Recruitment expert Anna Hodges, of Purple Squirrel, says once you post on social media, you can’t take it back. “If you want your personal life to remain private, either don’t post it or keep your settings private on platforms like Facebook, Instagram and Twitter.”

However, she says when you use social media to expand your professional network on LinkedIn it can give you a competitive advantage.

“I tell all my candidates to update LinkedIn profiles with a photo, an executive summary and to use keywords relevant to their industry and role so potential recruiters or internal talent professionals can find them.”

The following five mistakes are the ones Hodges says jobseekers make most on social media.


  1. Little Mistakes Like Spelling and Grammatical Errors

    – these are not a good look. Get someone else to review your content or profile if you need a second opinion!
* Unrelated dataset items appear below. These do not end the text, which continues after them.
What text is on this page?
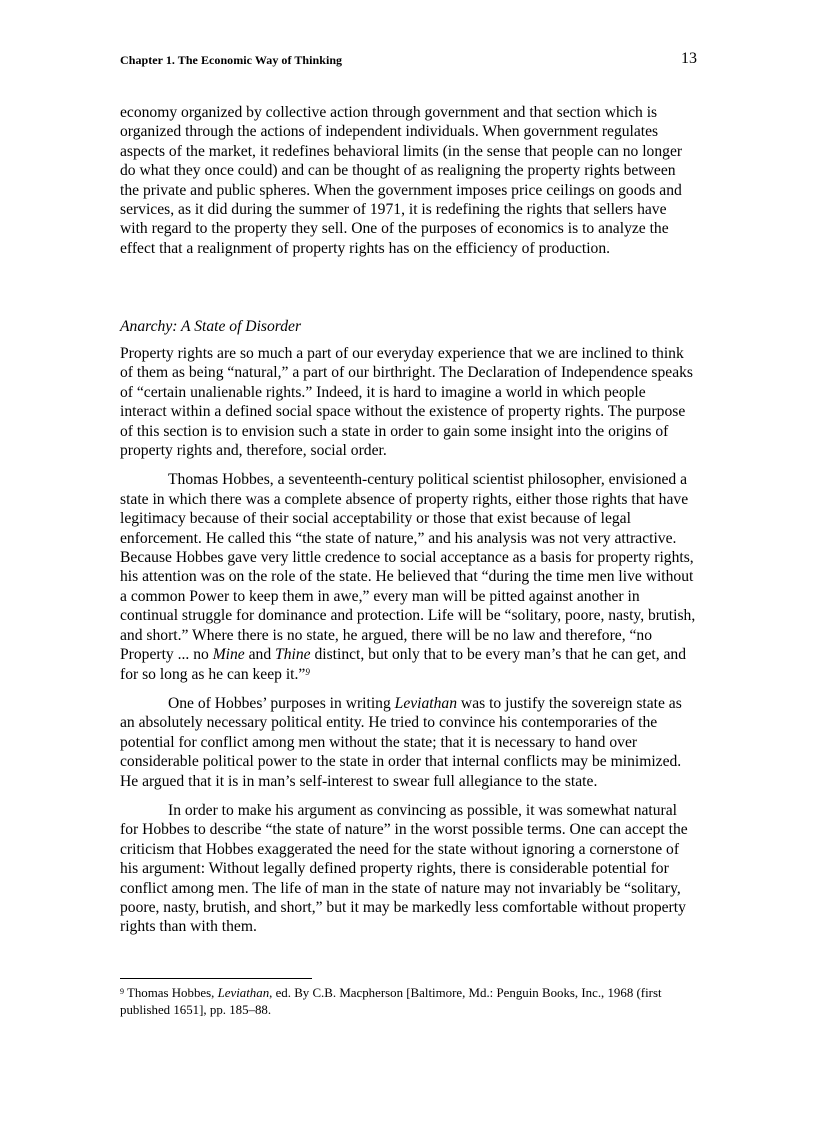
Chapter 1. The Economic Way of Thinking	13

economy organized by collective action through government and that section which is organized through the actions of independent individuals. When government regulates aspects of the market, it redefines behavioral limits (in the sense that people can no longer do what they once could) and can be thought of as realigning the property rights between the private and public spheres. When the government imposes price ceilings on goods and services, as it did during the summer of 1971, it is redefining the rights that sellers have with regard to the property they sell. One of the purposes of economics is to analyze the effect that a realignment of property rights has on the efficiency of production.

Anarchy: A State of Disorder

Property rights are so much a part of our everyday experience that we are inclined to think of them as being “natural,” a part of our birthright. The Declaration of Independence speaks of “certain unalienable rights.” Indeed, it is hard to imagine a world in which people interact within a defined social space without the existence of property rights. The purpose of this section is to envision such a state in order to gain some insight into the origins of property rights and, therefore, social order.

Thomas Hobbes, a seventeenth-century political scientist philosopher, envisioned a state in which there was a complete absence of property rights, either those rights that have legitimacy because of their social acceptability or those that exist because of legal enforcement. He called this “the state of nature,” and his analysis was not very attractive. Because Hobbes gave very little credence to social acceptance as a basis for property rights, his attention was on the role of the state. He believed that “during the time men live without a common Power to keep them in awe,” every man will be pitted against another in continual struggle for dominance and protection. Life will be “solitary, poore, nasty, brutish, and short.” Where there is no state, he argued, there will be no law and therefore, “no Property ... no Mine and Thine distinct, but only that to be every man’s that he can get, and for so long as he can keep it.”$^9$

One of Hobbes’ purposes in writing Leviathan was to justify the sovereign state as an absolutely necessary political entity. He tried to convince his contemporaries of the potential for conflict among men without the state; that it is necessary to hand over considerable political power to the state in order that internal conflicts may be minimized. He argued that it is in man’s self-interest to swear full allegiance to the state.

In order to make his argument as convincing as possible, it was somewhat natural for Hobbes to describe “the state of nature” in the worst possible terms. One can accept the criticism that Hobbes exaggerated the need for the state without ignoring a cornerstone of his argument: Without legally defined property rights, there is considerable potential for conflict among men. The life of man in the state of nature may not invariably be “solitary, poore, nasty, brutish, and short,” but it may be markedly less comfortable without property rights than with them.

$^9$ Thomas Hobbes, Leviathan, ed. By C.B. Macpherson [Baltimore, Md.: Penguin Books, Inc., 1968 (first published 1651], pp. 185–88.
Double-check. These kinds of mistakes make you look less competent.


  1. Big Mistakes When Personal Social Media Settings Are Public

    – If you take a few too many happy snaps of you partying on the weekend, keep in private! A nice selfie with your friends is one thing, but a drunken shot isn’t a good look! If you wouldn’t want your mum to see it, don’t post it. Just in case!


  1. Political and Religious Comments

    – unless you are particularly active politically (or want a career in that sector), be very careful making comments or posts on these topics. They can come to bite you down the track! It might seem innocent enough at the time, but could be taken out of context very easily. If in doubt, don’t comment!


  1. The Same Rules That Apply in Life

    – especially those taught by mums everywhere – are the same on social media. If you don’t have anything nice to say, don’t say anything at all. And try not to engage with “trolls”. Again, these things on their own may seem little, but you don’t want a prospective employer seeing a rude comment and deciding that you don’t have the same values as their organisation so they don’t want you working for them.


  1. Keep Professional Networks Professional

    – make sure your LinkedIn or other professional network sites represent you as a “professional” in whatever industry you choose. If you are in the beauty industry, maybe a close-up photo of you made up is the perfect option, but if you are looking to get into a more corporate style role, you would be best to select another picture.